First my summary, then a few comments about the book:

  1. Build a high-performance culture with:
    1. Strong sense of purpose
    2. Accountability for results relative to goals
    3. Variable compensation that is truly earned
    4. Energy/Celebration
    5. Peer pressure and direct feedback
  2. Manage your talent (4Rs)
    1. Right people in the right roles: Specialize your team into dedicated hunters, farmers (account managers), and sales managers
    2. Retain top producers: training, tools, and recognition
    3. Remediate or replace underperformers
    4. Recruit by spending dedicated time on referrals and asking for specific during interviews, including (i) details of a successful past deal & (ii) how they plan to approach the job
  3. Lead productive sales team meetings covering:
    1. Sales results & outstanding individual/team performance
    2. Success stories
    3. Best practices
    4. Deal strategy brainstorming
    5. Training (esp. with role play)
    6. Business plan reviews covering: goals, strategies, proposed actions, expected obstacles, and professional development
    7. At the conclusion, have people share their biggest takeaway
  4. Coach and mentor salespeople by:
    1. Conducting regular, results-focused 1:1 meetings by examining (IN ORDER!)
      1. Results relative to quota
      2. Pipeline (movement of existing opportunities; new opportunities added)
  • Activity
  1. Removing real obstacles (though beware of excuses)
  2. Spending time in the field (or in side-by-sides for inside sales) covering:
    1. Pre-call planning (names, personalities, & meeting expectations of prospects; call flow; expected challenges; primary meeting goal)
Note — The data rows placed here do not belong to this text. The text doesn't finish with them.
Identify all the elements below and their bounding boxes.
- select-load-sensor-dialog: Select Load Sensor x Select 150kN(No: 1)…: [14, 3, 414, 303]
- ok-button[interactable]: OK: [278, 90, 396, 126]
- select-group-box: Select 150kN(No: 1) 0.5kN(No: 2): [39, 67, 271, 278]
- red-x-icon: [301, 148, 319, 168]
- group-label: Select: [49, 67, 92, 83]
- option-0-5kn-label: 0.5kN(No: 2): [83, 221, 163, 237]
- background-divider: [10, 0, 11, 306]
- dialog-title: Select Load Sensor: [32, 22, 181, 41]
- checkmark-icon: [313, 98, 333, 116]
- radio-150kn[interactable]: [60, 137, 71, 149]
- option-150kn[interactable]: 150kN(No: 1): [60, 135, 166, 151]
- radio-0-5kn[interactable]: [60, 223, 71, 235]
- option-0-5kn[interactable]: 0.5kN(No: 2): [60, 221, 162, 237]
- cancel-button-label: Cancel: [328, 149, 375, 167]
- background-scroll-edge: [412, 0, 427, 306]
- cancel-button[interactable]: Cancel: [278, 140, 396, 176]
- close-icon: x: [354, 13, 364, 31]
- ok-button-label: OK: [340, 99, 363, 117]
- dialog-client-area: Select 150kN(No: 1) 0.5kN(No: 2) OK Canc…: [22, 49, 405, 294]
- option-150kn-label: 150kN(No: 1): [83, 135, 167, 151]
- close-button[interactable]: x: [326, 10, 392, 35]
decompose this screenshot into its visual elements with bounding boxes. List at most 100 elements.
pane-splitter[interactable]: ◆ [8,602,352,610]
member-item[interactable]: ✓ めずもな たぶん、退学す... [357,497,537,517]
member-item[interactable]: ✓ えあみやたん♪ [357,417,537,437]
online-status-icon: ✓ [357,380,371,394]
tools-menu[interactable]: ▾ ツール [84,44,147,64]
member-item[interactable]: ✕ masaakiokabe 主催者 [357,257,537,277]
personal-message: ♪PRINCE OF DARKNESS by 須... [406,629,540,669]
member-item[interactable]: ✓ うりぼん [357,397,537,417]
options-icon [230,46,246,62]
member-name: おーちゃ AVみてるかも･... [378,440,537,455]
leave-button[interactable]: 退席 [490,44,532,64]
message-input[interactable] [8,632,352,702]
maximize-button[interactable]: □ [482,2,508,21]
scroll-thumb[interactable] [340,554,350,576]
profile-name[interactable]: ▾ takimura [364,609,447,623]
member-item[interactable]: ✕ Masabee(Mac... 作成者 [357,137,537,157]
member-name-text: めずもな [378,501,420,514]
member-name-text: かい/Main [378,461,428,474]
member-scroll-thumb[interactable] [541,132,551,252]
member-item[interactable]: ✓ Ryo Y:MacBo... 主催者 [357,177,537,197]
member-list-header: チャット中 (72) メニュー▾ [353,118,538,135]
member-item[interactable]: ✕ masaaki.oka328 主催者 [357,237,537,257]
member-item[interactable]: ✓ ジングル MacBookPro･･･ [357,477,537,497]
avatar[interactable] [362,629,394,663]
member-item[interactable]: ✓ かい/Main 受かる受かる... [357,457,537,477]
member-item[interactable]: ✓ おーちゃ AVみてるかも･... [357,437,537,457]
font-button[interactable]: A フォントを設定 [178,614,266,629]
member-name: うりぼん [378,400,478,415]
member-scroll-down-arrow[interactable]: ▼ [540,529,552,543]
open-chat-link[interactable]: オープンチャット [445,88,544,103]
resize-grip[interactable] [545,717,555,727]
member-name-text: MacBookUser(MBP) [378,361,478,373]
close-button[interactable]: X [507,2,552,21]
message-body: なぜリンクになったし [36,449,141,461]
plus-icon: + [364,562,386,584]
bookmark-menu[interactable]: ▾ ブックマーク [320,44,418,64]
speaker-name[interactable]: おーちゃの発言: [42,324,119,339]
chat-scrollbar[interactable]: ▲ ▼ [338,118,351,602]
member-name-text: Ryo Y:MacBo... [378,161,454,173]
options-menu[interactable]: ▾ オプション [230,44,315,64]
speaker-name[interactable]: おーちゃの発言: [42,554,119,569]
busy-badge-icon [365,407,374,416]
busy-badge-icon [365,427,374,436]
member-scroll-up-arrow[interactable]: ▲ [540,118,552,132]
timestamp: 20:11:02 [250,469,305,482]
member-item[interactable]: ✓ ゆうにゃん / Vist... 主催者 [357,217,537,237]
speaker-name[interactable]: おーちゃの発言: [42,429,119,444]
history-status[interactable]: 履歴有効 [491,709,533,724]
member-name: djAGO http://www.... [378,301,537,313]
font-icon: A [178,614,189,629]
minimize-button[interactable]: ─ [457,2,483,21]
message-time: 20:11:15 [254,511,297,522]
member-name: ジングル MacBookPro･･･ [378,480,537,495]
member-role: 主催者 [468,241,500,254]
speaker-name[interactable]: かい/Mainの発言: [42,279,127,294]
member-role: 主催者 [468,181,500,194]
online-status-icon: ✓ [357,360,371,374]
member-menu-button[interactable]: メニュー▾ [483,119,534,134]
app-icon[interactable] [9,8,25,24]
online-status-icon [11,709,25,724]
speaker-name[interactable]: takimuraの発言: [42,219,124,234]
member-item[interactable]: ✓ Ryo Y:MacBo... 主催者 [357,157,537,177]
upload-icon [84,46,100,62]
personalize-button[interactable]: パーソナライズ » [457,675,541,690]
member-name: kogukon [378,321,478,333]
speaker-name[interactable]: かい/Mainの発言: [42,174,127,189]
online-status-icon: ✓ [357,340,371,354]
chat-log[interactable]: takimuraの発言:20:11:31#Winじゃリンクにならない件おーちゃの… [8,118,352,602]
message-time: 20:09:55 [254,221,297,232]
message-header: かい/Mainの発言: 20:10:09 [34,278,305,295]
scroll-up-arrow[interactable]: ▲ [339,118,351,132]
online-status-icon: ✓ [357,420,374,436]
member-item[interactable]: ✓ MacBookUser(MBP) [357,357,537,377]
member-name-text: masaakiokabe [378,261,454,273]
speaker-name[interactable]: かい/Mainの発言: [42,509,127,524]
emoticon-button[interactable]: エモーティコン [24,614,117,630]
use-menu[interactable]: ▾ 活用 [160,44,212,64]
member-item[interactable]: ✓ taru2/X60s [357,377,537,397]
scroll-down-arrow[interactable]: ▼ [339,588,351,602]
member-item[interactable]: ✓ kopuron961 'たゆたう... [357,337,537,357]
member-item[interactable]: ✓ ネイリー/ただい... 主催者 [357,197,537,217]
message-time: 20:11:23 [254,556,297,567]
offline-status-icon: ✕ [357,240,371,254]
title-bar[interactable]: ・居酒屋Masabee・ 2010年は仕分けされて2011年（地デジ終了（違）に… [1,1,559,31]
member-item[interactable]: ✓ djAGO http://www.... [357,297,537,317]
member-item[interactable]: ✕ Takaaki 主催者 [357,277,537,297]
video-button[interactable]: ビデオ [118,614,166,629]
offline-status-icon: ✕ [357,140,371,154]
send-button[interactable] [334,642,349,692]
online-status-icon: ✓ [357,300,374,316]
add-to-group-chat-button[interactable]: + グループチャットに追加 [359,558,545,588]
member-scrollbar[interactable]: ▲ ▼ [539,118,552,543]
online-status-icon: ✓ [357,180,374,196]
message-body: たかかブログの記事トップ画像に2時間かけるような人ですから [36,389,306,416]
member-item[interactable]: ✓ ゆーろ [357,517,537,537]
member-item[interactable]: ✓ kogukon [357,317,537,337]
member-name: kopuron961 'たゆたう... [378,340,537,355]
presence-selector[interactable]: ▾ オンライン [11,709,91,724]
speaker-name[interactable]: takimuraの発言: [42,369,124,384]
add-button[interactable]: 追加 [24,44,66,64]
    2. Post-call review, letting the salesperson share her impression first
  • Generally getting to know salespeople’s motivations
  1. Set the standard for effective sales calls. For example:
    1. Share the agenda and get buy-in
    2. Add value every time as a customer-issue-focused problem-solver
    3. Probe and listen (instead of leading with talking about the product) to determine if prospects are qualified and to write better proposals
    4. Hold a conversation rather than give a presentation
    5. Crisply articulate the “sales story” in a way that is succinct, compelling, and customer-issue focused
    6. Lead the customer rather than letting the customer lead you
  2. Additional recommendations:
    1. Regularly assess territory strategy to ensure salespeople are targeting the accounts the highest-potential accounts. They should have enough accounts to work, but not too many to adequately work.
    2. Avoid negativity
    3. Be selfishly productive, proactivity calendaring all priority activities and saying no to reactive, non-results-oriented tasks & meetings
    4. Be careful not to avoid your high performers or focus too much on underperformers
    5. Demand (from finance/operations) accurate, timely, usable reports to monitor sales results and pipeline

Review comment: While the book has great content, it takes work to extract it since (a) the entire first half of the book is a long rant (b) the rant continues at times in the second half (c) there is a decent amount of repetition (d) the author is, at times, overly self-promotional (e) the organizing structure (culture, talent management, and process) is somewhat loose and intertwined with a second framework (1:1s, team meetings, and field work).